Citizens' Committee for Pollution Control (CCPC) was an environmental organization established in 1970 in Burlington, Ontario, Canada. The organization ran Canada's first sustained multi-material citywide recycling program. In 2012, the organization was renamed as Recycling Revisited and was incorporated as a registered non-profit.

Recycling Revisited operates out of Hamilton-Burlington area and is involved in various community environmental projects including tree-planting, public recycling initiatives, and environmental activism. They also mentor youth interested in the environment through committees that focus on their individual passions.

== History ==

CCPC was founded in 1970 by Roberta McGregor (then Golightly), a resident of Burlington. In Canada, public awareness of recycling in 1970 was low, and McGregor saw few opportunities to address environmental problems in her community. After learning that local companies would take cans, glass and paper to recycle; she and Mary Jane Boelhouwer, another Burlington resident, engaged their women's conversation group in running a two-week experimental project with a few hundred households, to assess residents' interest in recycling. After the two-week experiment, citizens began dropping off recyclables at the Golightly driveway and signing on to volunteer as other private garages came into use as depots. CCPC grew to a network of 21 neighbourhood depots throughout the city, cleared twice weekly by volunteers. With this expansion, and involvement with related environmental issues, CCPC membership rapidly grew to 1,000.

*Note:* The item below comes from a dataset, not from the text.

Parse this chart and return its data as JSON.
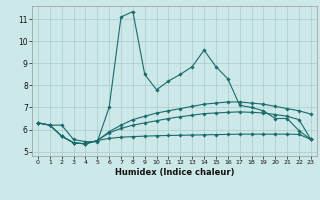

The City of Burlington donated a recycling centre for CCPC's recycling program in 1971. Later, a larger building replaced the original recycling centre and remained in use until 1983.

CCPC collaborated with the Government of Ontario and the City of Burlington in a pilot project to test public participation in a curbside pickup program from August 1971 to February 1972, with more than one thousand households. Materials collected were tin, glass, aluminum, cardboard and newspaper. The CCPC program proceeded as usual in the rest of the city during the months of the Pilot Study. A final report on the study was published by the Ontario Government under the title "Burlington Waste Reclamation Pilot Study".

From its inception, CCPC promoted the importance of government being responsible for recycling. There was no model for municipal recycling programs for Burlington to follow, but in 1977, Mayor Mary Munro established a Mayor's Task Force to consider the practicalities of running this type of program in the City of Burlington. Two CCPC Coordinators were part of the Task Force as Subcommittee Chairs. The results were formally reported to the City of Burlington.

In 1981, the City of Burlington hired a contractor, becoming the first city in Ontario to run an ongoing curbside recycling program. CCPC disbanded in 1983, having met their primary goal of handing over recycling to the city government.

== Media attention ==

CCPC was featured in Chatelaine magazine, Reader's Digest, and the CBC. According to the City of Burlington, CCPC's recycling centre was the first in Canada.